Youth can be the most effective advocates for anti-tobacco measures. Tobacco use is started and established primarily during adolescence. According to the Center for Disease and Control (CDC) Youth and Tobacco Use Fact Sheet, 90% of smokers begin before they are 18 years of age. Each day in the United States, more than 3,200 youth aged 18 years or younger smoke their first cigarette, and an additional 2,100 youth and young adults become daily cigarette smokers. Youth are not desensitized to the impact that tobacco has on important adults in their lives. Youth-led engagement, when supported by community engagement strategies, is an evidence-based way to move tobacco policy initiatives forward.

A recent example of a successful youth engagement campaign are OVX groups providing their stories and local data at the state legislature. In 2019 three OVX groups testified in front of committees, answering questions about vaping, flavors and tobacco use in their school community. Over the past years youth have been involved in educating on the dangers of exposure from smoking in cars, the thousands of flavors available in vaping products and the concerning rise of electronic vapor products in local schools. In 2019, the Vermont State Legislature passed three prevention bills to increase the age to purchase to 21, restrict online purchasing of e-cigarettes and establish a first-ever tax on e-cigarettes and price parity among tobacco products in Vermont. garettes. On July 1, 2016, Act 108 was passed, making Vermont became the ninth state to prohibit the use of electronic cigarettes (defined as tobacco substitutes in Vermont) in the same manner and in the same locations as lighted tobacco products

The collaboration between Agency of Education and the Vermont Department of Health turns the curve by providing funding to youth groups along with training and technical assistance. This includes providing guidance on how to run effective youth groups, distributing information to motivate and inform coalition leaders, and connecting youth groups with opportunities to talk with decision makers or the media.

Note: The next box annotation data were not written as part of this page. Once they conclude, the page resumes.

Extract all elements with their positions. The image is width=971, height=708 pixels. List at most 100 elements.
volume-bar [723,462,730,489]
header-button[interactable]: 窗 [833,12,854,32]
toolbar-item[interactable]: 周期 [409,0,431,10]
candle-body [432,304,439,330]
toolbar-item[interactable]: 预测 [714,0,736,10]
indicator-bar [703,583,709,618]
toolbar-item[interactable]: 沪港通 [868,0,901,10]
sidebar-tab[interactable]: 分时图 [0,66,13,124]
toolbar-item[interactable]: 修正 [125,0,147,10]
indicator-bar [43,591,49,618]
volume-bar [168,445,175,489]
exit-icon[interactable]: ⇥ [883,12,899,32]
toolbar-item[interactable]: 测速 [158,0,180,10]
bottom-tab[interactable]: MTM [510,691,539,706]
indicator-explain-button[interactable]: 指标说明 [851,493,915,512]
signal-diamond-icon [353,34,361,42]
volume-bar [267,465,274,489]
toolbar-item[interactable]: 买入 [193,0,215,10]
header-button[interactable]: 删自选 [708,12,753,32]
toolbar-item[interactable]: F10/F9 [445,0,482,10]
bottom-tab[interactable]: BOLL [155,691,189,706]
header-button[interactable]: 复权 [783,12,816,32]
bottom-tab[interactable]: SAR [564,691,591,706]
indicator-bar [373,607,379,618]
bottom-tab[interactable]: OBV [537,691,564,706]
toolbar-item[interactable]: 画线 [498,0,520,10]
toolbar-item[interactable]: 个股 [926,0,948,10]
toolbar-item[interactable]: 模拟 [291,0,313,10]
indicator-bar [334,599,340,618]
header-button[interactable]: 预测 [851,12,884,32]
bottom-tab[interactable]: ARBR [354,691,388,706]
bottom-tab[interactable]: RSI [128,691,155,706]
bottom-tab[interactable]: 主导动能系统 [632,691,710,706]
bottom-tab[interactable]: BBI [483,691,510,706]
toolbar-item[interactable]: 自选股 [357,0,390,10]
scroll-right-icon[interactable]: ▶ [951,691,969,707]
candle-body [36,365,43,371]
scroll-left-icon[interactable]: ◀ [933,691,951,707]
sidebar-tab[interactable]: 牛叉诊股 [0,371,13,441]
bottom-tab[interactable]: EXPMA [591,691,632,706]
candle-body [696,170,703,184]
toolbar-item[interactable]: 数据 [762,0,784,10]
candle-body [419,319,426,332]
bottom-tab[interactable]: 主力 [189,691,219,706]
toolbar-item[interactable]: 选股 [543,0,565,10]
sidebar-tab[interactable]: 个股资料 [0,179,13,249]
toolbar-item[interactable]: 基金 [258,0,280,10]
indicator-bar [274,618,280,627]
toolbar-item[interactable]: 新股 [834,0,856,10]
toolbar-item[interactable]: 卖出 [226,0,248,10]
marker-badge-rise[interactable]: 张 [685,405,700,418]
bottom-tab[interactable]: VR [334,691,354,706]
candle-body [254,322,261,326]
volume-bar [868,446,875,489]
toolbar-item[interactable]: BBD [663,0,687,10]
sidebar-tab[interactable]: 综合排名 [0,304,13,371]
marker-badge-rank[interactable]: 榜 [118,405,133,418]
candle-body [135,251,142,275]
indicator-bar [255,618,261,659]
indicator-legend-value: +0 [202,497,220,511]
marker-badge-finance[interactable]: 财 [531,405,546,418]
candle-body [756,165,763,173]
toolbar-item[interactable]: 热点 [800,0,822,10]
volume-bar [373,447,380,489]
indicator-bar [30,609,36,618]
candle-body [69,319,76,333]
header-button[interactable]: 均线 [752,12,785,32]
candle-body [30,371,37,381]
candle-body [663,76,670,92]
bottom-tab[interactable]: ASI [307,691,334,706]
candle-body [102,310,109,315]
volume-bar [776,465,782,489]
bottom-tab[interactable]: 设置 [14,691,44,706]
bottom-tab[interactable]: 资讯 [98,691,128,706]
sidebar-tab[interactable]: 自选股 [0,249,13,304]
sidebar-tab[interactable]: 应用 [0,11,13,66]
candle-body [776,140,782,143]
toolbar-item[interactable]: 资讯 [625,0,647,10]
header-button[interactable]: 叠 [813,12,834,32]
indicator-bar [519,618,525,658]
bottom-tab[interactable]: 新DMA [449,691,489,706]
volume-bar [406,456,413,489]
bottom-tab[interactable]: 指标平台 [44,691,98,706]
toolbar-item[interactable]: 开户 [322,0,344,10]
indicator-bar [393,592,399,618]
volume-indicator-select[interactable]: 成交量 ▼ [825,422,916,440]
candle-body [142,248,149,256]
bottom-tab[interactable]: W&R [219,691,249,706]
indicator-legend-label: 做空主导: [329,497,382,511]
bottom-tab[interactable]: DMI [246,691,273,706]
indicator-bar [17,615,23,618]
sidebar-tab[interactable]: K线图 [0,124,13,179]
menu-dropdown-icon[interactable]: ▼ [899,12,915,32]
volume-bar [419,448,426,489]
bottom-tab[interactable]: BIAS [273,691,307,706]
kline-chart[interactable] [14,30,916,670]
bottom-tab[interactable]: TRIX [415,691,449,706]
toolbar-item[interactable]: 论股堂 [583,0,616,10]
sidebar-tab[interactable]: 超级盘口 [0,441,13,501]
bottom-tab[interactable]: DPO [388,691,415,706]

Counter marketing is a CDC recommended best practice area in tobacco control. Over the last several years, tobacco control efforts have begun to address the impact of point-of-sale, which combines restriction and reduction of advertising and youth access. This area of work is designed to counteract the retail environment, which research finds is more influential on youth smoking than peer pressure.

 

Action Plan

  • The Vermont Tobacco Control and Prevention Program will continue to partner with the Agency of Education to fund OVX and VKAT groups. OVX and VKAT groups are active from September through May of each school year.
  • The annual Youth Rally  at the Vermont statehouse, which is on February 13 this fiscal year (2024) and will seek to educate legislators on current products, flavors and youth use.
  • The Tobacco Control Program's CounterBalance campaign continues to provide education and engagement materials for parents, community and youth.